Marius has every claim to being an expert on More, and the comprehensive of the biography leaves little to be desired. The book is now 35 years old, and some of the trends among historians are evident in the biography: easygoing psychological speculation, a widely assumed theory of secularization, a blithe sense that religious earnestness of a certain sort can be characteristic only of modern fundamentalists.
Some themes get tiresome and leave you without much insight. Marius insists that More's lifelong regret of not becoming a priest or religious (if such regret existed) explains all of More's bemoaning the futility of earthly affairs. ('Perhaps More here vents his frustration that he never became a priest.' Or, notably, More's last days, alone, without kith or kin, no books, nothing: 'Now More had what he always longed for, the monastic life.') The fashion of the time, it must be, explains Marius's recurrent use of More's energetic and repressed libido as an explanans for a range of phenomena: his hatred of Luther, his non-mentioning of his second wife in certain letters, and so on.

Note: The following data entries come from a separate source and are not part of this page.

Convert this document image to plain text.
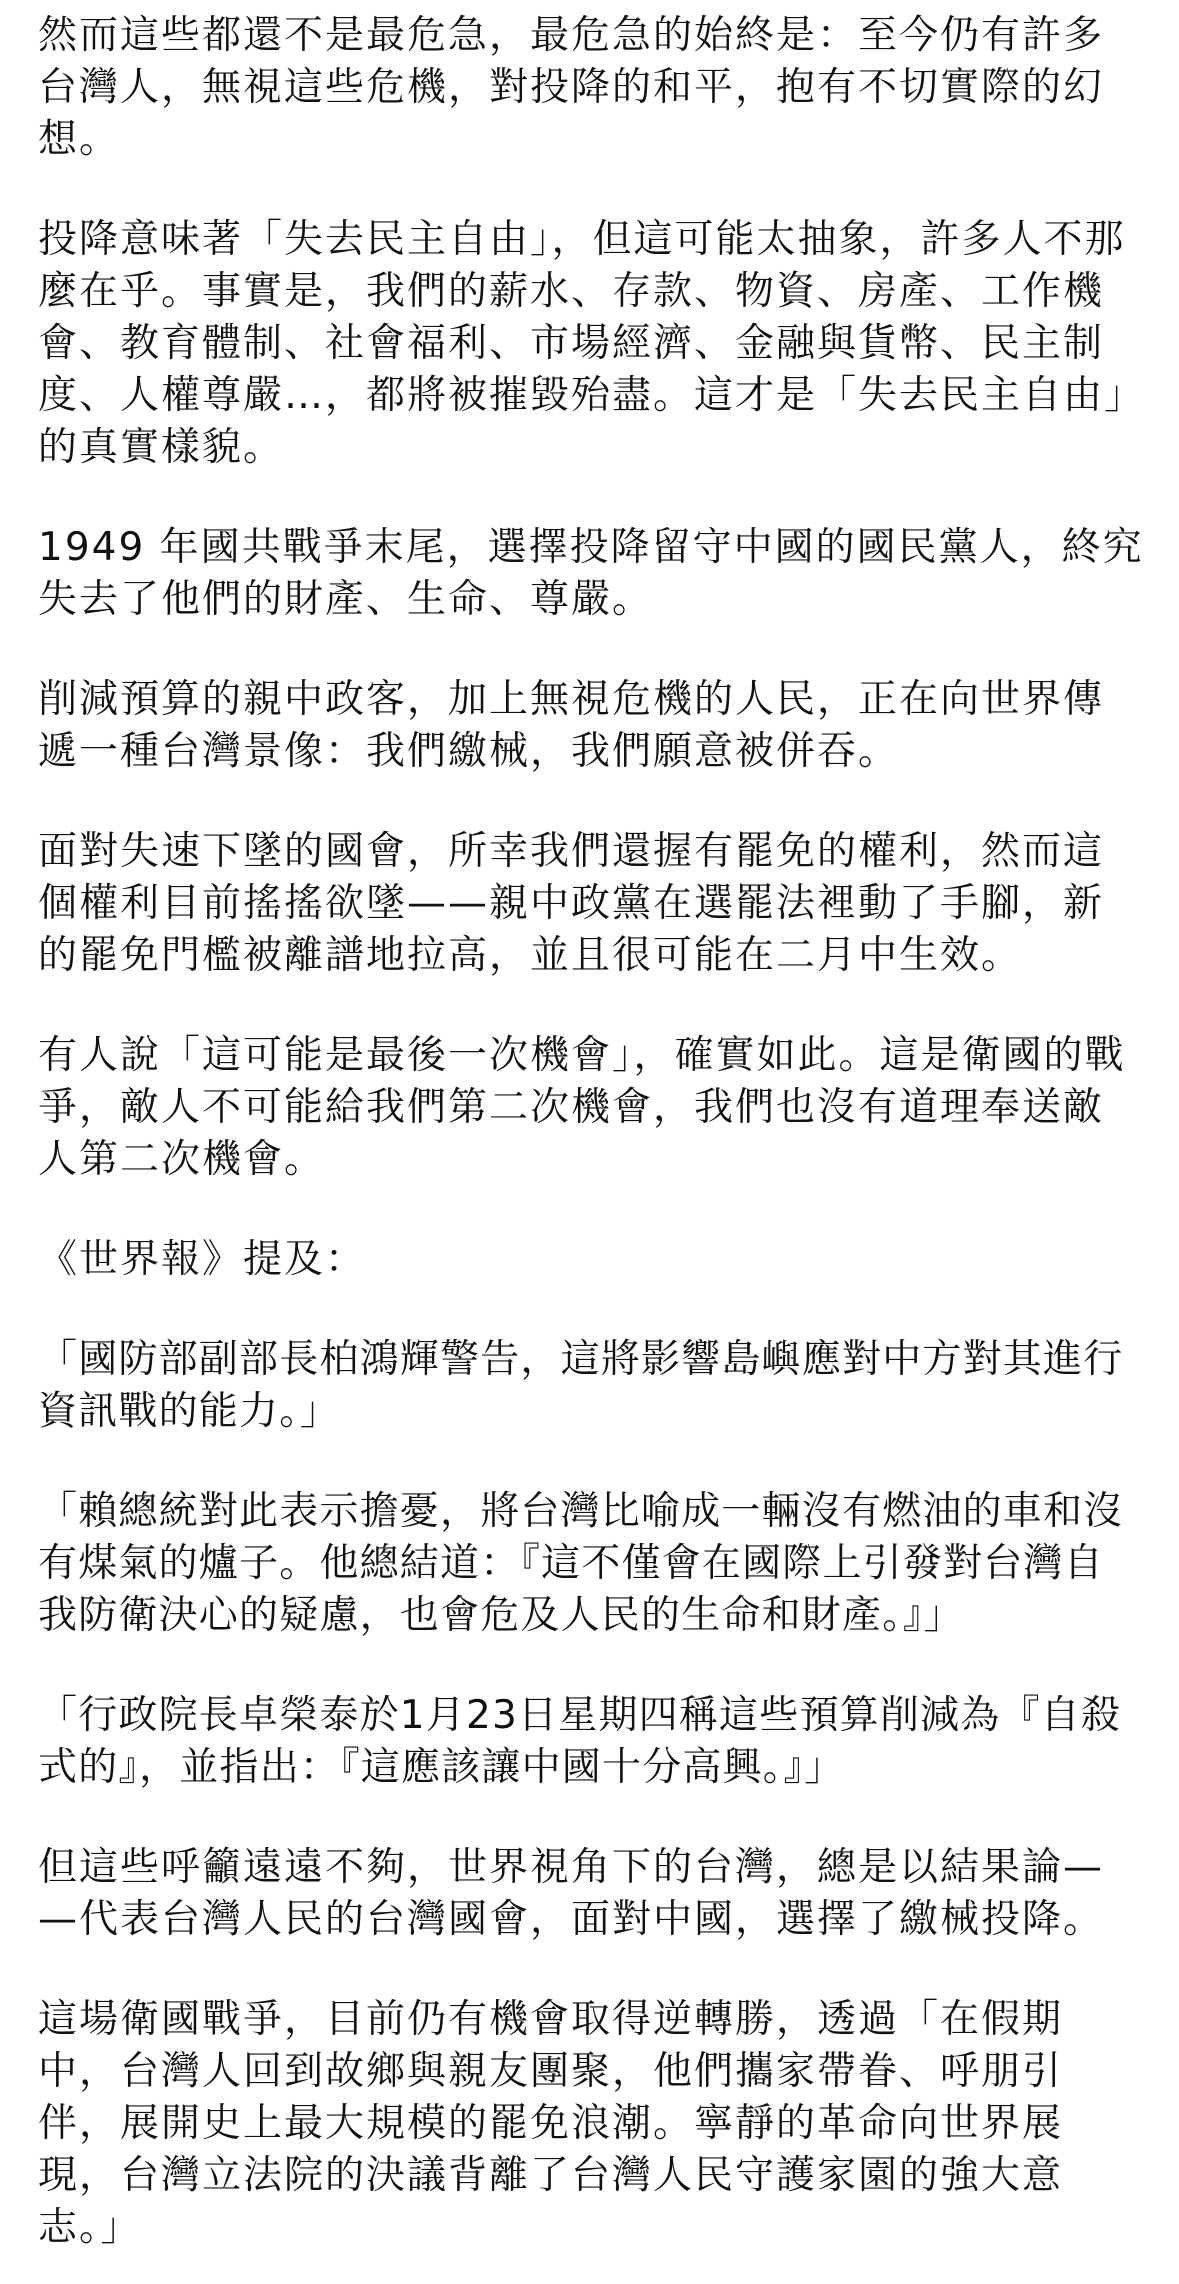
然而這些都還不是最危急，最危急的始終是：至今仍有許多
台灣人，無視這些危機，對投降的和平，抱有不切實際的幻
想。

投降意味著「失去民主自由」，但這可能太抽象，許多人不那
麼在乎。事實是，我們的薪水、存款、物資、房產、工作機
會、教育體制、社會福利、市場經濟、金融與貨幣、民主制
度、人權尊嚴…，都將被摧毀殆盡。這才是「失去民主自由」
的真實樣貌。

1949 年國共戰爭末尾，選擇投降留守中國的國民黨人，終究
失去了他們的財產、生命、尊嚴。

削減預算的親中政客，加上無視危機的人民，正在向世界傳
遞一種台灣景像：我們繳械，我們願意被併吞。

面對失速下墜的國會，所幸我們還握有罷免的權利，然而這
個權利目前搖搖欲墜——親中政黨在選罷法裡動了手腳，新
的罷免門檻被離譜地拉高，並且很可能在二月中生效。

有人說「這可能是最後一次機會」，確實如此。這是衛國的戰
爭，敵人不可能給我們第二次機會，我們也沒有道理奉送敵
人第二次機會。

《世界報》提及：

「國防部副部長柏鴻輝警告，這將影響島嶼應對中方對其進行
資訊戰的能力。」

「賴總統對此表示擔憂，將台灣比喻成一輛沒有燃油的車和沒
有煤氣的爐子。他總結道：『這不僅會在國際上引發對台灣自
我防衛決心的疑慮，也會危及人民的生命和財產。』」

「行政院長卓榮泰於1月23日星期四稱這些預算削減為『自殺
式的』，並指出：『這應該讓中國十分高興。』」

但這些呼籲遠遠不夠，世界視角下的台灣，總是以結果論—
—代表台灣人民的台灣國會，面對中國，選擇了繳械投降。

這場衛國戰爭，目前仍有機會取得逆轉勝，透過「在假期
中，台灣人回到故鄉與親友團聚，他們攜家帶眷、呼朋引
伴，展開史上最大規模的罷免浪潮。寧靜的革命向世界展
現，台灣立法院的決議背離了台灣人民守護家園的強大意
志。」
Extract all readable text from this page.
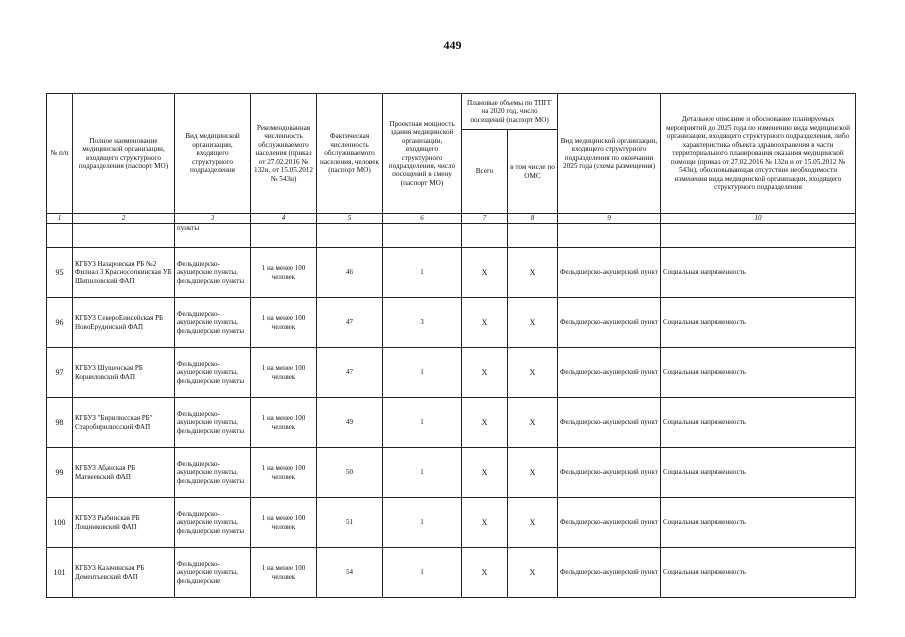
449
№ п/п	Полное наименование медицинской организации, входящего структурного подразделения (паспорт МО)	Вид медицинской организации, входящего структурного подразделения	Рекомендованная численность обслуживаемого населения (приказ от 27.02.2016 № 132н, от 15.05.2012 № 543н)	Фактическая численность обслуживаемого населения, человек (паспорт МО)	Проектная мощность здания медицинской организации, входящего структурного подразделения, число посещений в смену (паспорт МО)	Плановые объемы по ТПГГ на 2020 год, число посещений (паспорт МО)		Вид медицинской организации, входящего структурного подразделения по окончании 2025 года (схема размещения)	Детальное описание и обоснование планируемых мероприятий до 2025 года по изменению вида медицинской организации, входящего структурного подразделения, либо характеристика объекта здравоохранения в части территориального планирования оказания медицинской помощи (приказ от 27.02.2016 № 132н и от 15.05.2012 № 543н), обосновывающая отсутствие необходимости изменения вида медицинской организации, входящего структурного подразделения
						Всего	в том числе по ОМС		
1	2	3	4	5	6	7	8	9	10
		пункты							
95	КГБУЗ Назаровская РБ №2 Филиал 3 Красносопкинская УБ Шипиловский ФАП	Фельдшерско-акушерские пункты, фельдшерские пункты	1 на менее 100 человек	46	1	X	X	Фельдшерско-акушерский пункт	Социальная напряженность
96	КГБУЗ СевероЕнисейская РБ НовоЕрудинский ФАП	Фельдшерско-акушерские пункты, фельдшерские пункты	1 на менее 100 человек	47	3	X	X	Фельдшерско-акушерский пункт	Социальная напряженность
97	КГБУЗ Шушенская РБ Корниловский ФАП	Фельдшерско-акушерские пункты, фельдшерские пункты	1 на менее 100 человек	47	1	X	X	Фельдшерско-акушерский пункт	Социальная напряженность
98	КГБУЗ "Бирилюсская РБ" Старобирилюсский ФАП	Фельдшерско-акушерские пункты, фельдшерские пункты	1 на менее 100 человек	49	1	X	X	Фельдшерско-акушерский пункт	Социальная напряженность
99	КГБУЗ Абанская РБ Матвеевский ФАП	Фельдшерско-акушерские пункты, фельдшерские пункты	1 на менее 100 человек	50	1	X	X	Фельдшерско-акушерский пункт	Социальная напряженность
100	КГБУЗ Рыбинская РБ Лощинковский ФАП	Фельдшерско-акушерские пункты, фельдшерские пункты	1 на менее 100 человек	51	1	X	X	Фельдшерско-акушерский пункт	Социальная напряженность
101	КГБУЗ Казачинская РБ Дементьевский ФАП	Фельдшерско-акушерские пункты, фельдшерские	1 на менее 100 человек	54	1	X	X	Фельдшерско-акушерский пункт	Социальная напряженность
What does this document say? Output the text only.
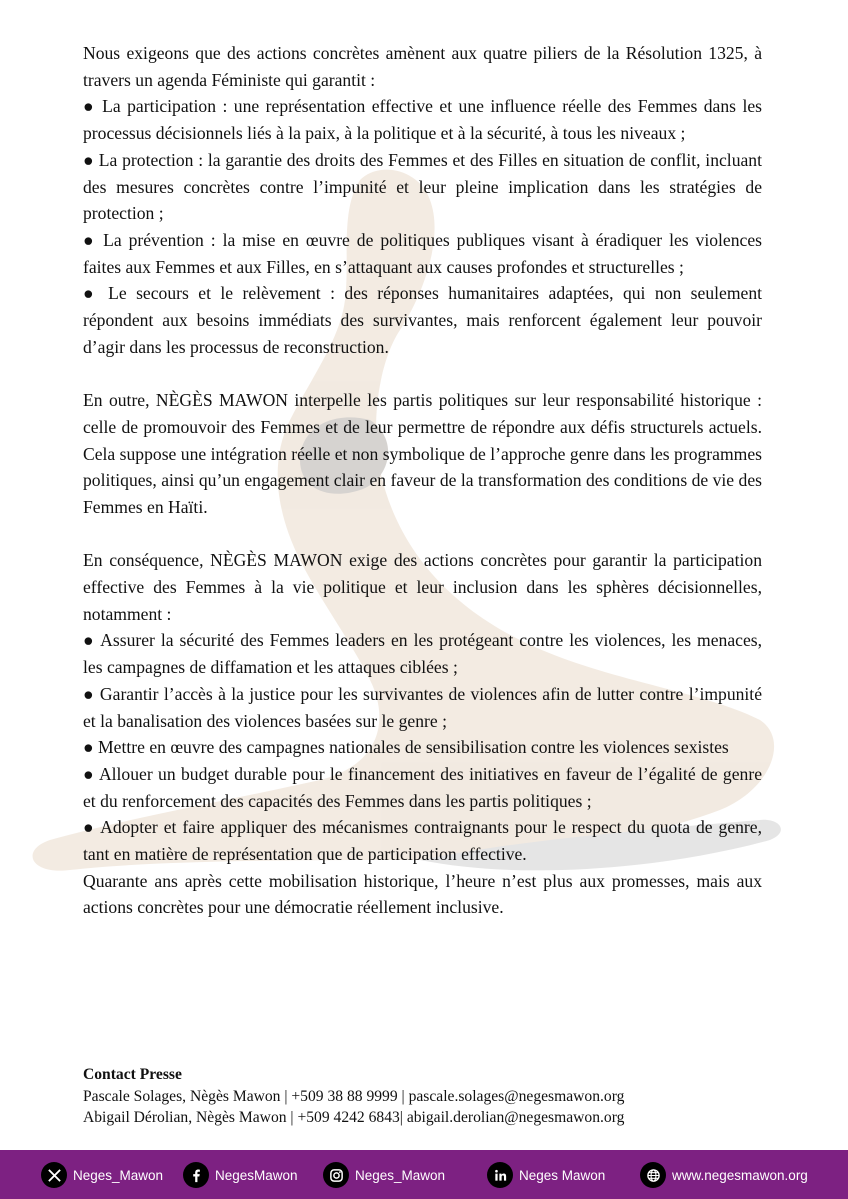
Nous exigeons que des actions concrètes amènent aux quatre piliers de la Résolution 1325, à travers un agenda Féministe qui garantit :

● La participation : une représentation effective et une influence réelle des Femmes dans les processus décisionnels liés à la paix, à la politique et à la sécurité, à tous les niveaux ;

● La protection : la garantie des droits des Femmes et des Filles en situation de conflit, incluant des mesures concrètes contre l’impunité et leur pleine implication dans les stratégies de protection ;

● La prévention : la mise en œuvre de politiques publiques visant à éradiquer les violences faites aux Femmes et aux Filles, en s’attaquant aux causes profondes et structurelles ;

● Le secours et le relèvement : des réponses humanitaires adaptées, qui non seulement répondent aux besoins immédiats des survivantes, mais renforcent également leur pouvoir d’agir dans les processus de reconstruction.

En outre, NÈGÈS MAWON interpelle les partis politiques sur leur responsabilité historique : celle de promouvoir des Femmes et de leur permettre de répondre aux défis structurels actuels. Cela suppose une intégration réelle et non symbolique de l’approche genre dans les programmes politiques, ainsi qu’un engagement clair en faveur de la transformation des conditions de vie des Femmes en Haïti.

En conséquence, NÈGÈS MAWON exige des actions concrètes pour garantir la participation effective des Femmes à la vie politique et leur inclusion dans les sphères décisionnelles, notamment :

● Assurer la sécurité des Femmes leaders en les protégeant contre les violences, les menaces, les campagnes de diffamation et les attaques ciblées ;

● Garantir l’accès à la justice pour les survivantes de violences afin de lutter contre l’impunité et la banalisation des violences basées sur le genre ;

● Mettre en œuvre des campagnes nationales de sensibilisation contre les violences sexistes

● Allouer un budget durable pour le financement des initiatives en faveur de l’égalité de genre et du renforcement des capacités des Femmes dans les partis politiques ;

● Adopter et faire appliquer des mécanismes contraignants pour le respect du quota de genre, tant en matière de représentation que de participation effective.

Quarante ans après cette mobilisation historique, l’heure n’est plus aux promesses, mais aux actions concrètes pour une démocratie réellement inclusive.

Contact Presse
Pascale Solages, Nègès Mawon | +509 38 88 9999 | pascale.solages@negesmawon.org
Abigail Dérolian, Nègès Mawon | +509 4242 6843| abigail.derolian@negesmawon.org
Neges_Mawon	NegesMawon	Neges_Mawon	Neges Mawon	www.negesmawon.org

Most of the book, in recollecting More's literary and political career, leaves you with a sense that Marius finds More a petty character, too given to fury over small matters, too aware that flattery might be effective. And if you're like me, these leaves you wondering why exactly Marius finds More so engrossing. I like hagiography as little as the next fellow, but the labour involved in bringing forth such a thick life of a figure so apparently un-magnificent is perplexing. The last two chapters do change tone; there Marius becomes slightly less critical of the 'hagiographical' sources we have of More's last days, and Marius seems genuinely impressed, even if puzzled, by More's martyrdom--his performance, as Marius would say. If you have Bolt's play and Marius's biography next to each other, Marius seems the less clever, less genuinely insightful interpreter of More's life. Bolt, an atheist, nonetheless seems more clairvoyant about why he is drawn to More.
Much attention is given, as is expected, given Marius's expertise, to More's treatment of heretics in England. By my lights, More seems utterly unexceptional on this score: that is, he made decisions, in his offices both as judge and chancellor, that we cannot but find abominable today but which were hardly uncharacteristic of those who held such offices in his day. More did not abuse the laws of his country; he used the only ones they had--bad ones.
I cannot rate the biography very highly, but it did not disappoint me in this respect: I was not looking for hagiography but rather for a biography that would give More a hard time. I suspect historians today might have fewer blind spots than Marius did (the ones mentioned above), but if no one has undertaken to write about More's whole life, one cannot go too wrong in reading Marius's life.